Your request has been forwarded to our team and we will get back with further updates.
Hi @murphy,
I’m happy to hear that you’re interested in validating the JWT (idToken) by sending it to the backend. This is a great approach, and you can find more information on how to do it at Social Login Users | Documentation | Web3Auth. It’s important to note that the idToken returned by Web3Auth doesn’t contain any sensitive data, so it’s completely safe to use it for verification purposes on the backend.
Thank you for response @shahbaz.
My question is more focused towards what actions can be performed with JWT in Web3Auth.
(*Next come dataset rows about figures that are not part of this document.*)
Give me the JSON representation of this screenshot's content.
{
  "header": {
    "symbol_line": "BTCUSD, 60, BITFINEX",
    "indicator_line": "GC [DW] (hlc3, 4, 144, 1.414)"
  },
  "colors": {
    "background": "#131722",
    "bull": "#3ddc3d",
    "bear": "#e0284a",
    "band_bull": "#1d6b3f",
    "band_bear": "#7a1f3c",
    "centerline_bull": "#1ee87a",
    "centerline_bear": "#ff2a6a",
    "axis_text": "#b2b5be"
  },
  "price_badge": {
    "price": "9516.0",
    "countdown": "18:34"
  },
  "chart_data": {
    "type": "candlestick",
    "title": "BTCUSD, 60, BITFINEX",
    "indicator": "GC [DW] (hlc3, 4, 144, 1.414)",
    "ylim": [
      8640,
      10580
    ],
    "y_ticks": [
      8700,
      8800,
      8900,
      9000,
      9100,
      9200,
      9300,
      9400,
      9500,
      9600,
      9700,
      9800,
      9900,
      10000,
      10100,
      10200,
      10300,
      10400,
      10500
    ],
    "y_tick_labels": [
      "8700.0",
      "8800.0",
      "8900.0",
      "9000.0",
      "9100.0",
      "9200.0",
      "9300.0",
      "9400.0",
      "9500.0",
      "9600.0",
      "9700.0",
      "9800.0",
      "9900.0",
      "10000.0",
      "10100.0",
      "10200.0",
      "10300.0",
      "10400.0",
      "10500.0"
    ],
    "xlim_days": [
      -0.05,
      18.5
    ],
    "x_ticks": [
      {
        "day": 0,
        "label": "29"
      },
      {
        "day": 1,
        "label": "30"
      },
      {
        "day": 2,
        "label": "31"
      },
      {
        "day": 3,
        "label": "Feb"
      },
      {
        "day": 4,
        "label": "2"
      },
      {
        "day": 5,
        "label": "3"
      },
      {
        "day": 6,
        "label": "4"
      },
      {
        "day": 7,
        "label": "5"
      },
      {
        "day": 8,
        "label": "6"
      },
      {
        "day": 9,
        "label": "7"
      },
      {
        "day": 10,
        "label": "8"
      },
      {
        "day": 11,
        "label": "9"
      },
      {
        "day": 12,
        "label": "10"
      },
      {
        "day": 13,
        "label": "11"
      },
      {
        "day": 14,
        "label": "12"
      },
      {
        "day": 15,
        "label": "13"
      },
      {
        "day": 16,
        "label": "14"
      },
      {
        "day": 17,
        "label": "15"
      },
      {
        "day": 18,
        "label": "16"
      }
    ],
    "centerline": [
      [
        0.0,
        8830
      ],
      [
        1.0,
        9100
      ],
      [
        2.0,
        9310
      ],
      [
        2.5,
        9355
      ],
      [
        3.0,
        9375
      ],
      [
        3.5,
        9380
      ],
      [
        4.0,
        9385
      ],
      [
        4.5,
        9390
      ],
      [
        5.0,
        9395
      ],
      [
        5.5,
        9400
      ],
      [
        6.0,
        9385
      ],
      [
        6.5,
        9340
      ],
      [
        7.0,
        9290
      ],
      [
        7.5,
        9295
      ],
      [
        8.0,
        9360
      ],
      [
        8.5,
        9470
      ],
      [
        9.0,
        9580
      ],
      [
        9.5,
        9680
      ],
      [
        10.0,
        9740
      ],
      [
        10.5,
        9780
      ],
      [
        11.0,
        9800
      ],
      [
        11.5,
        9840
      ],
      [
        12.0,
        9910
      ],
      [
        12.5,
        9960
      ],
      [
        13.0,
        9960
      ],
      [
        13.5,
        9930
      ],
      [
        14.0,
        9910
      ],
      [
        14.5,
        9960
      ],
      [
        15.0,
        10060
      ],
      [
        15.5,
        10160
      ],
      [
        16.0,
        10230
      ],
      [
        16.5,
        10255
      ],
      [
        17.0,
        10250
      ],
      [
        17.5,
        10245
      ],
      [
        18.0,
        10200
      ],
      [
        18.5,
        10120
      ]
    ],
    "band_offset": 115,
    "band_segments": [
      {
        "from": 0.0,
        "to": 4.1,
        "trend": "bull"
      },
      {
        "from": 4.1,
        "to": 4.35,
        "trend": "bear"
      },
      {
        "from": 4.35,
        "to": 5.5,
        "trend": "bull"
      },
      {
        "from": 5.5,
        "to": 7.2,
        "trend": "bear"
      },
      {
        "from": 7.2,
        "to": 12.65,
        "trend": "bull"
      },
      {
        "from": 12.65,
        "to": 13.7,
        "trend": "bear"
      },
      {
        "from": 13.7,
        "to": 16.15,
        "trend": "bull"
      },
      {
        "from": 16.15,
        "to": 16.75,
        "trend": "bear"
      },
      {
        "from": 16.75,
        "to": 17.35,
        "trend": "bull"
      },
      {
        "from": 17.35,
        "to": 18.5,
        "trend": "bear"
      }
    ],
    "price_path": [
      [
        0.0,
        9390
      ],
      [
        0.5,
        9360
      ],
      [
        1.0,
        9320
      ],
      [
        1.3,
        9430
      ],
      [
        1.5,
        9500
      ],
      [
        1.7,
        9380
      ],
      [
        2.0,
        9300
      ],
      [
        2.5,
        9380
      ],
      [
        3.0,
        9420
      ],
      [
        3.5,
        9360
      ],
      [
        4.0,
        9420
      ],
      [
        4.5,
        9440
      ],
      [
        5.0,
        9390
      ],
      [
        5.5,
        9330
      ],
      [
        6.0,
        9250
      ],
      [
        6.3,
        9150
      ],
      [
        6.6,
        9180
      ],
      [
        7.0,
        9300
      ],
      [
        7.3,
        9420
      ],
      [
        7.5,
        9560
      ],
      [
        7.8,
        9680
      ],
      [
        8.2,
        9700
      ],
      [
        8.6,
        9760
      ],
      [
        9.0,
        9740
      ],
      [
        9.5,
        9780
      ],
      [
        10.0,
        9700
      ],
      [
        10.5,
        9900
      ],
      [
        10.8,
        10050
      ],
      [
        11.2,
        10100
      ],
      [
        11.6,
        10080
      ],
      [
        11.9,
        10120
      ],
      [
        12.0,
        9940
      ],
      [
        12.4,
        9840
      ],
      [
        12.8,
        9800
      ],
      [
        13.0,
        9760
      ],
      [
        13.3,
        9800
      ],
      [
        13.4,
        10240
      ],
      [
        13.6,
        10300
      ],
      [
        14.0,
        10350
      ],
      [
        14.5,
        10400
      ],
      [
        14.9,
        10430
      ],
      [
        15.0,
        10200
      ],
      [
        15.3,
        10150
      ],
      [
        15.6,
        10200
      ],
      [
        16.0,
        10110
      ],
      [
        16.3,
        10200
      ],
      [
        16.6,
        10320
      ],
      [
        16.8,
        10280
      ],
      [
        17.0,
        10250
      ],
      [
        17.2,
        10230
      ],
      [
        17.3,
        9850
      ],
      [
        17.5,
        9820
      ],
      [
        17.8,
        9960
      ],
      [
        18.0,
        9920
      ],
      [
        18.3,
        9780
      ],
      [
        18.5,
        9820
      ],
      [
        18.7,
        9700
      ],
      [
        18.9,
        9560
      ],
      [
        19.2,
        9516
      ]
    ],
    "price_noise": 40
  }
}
For example, is it possible to initialize a provider and send a transaction to the blockchain?
I understand that I must validate the JWT as it is in the official documentation.
When a user logs in to a site that uses Web3Auth, the frontend can obtain the idToken. What does this token provide for? What uses do you have for Web3Auth services?
Thank you so much
No, the JWT returned from web3auth can’t be used for this.
This token contains additional data for the user and can be used to validate on the server side for a protected resource.
Could you provide more context on what you mean by Web3Auth services? I am not fully clear on what you are referring to and would appreciate further explanation.
I probably don’t understand how the provider is initialized for the user to interact with the blockchain. My main question is whether this “idToken” is used by the user to initialize the provider at some point after authenticating with a certain method. For example, are the initialization of the provider through MPC and obtaining the “idToken” two separate processes?
I’m sorry for so many questions, thank you very much
This topic was automatically closed 60 days after the last reply. New replies are no longer allowed.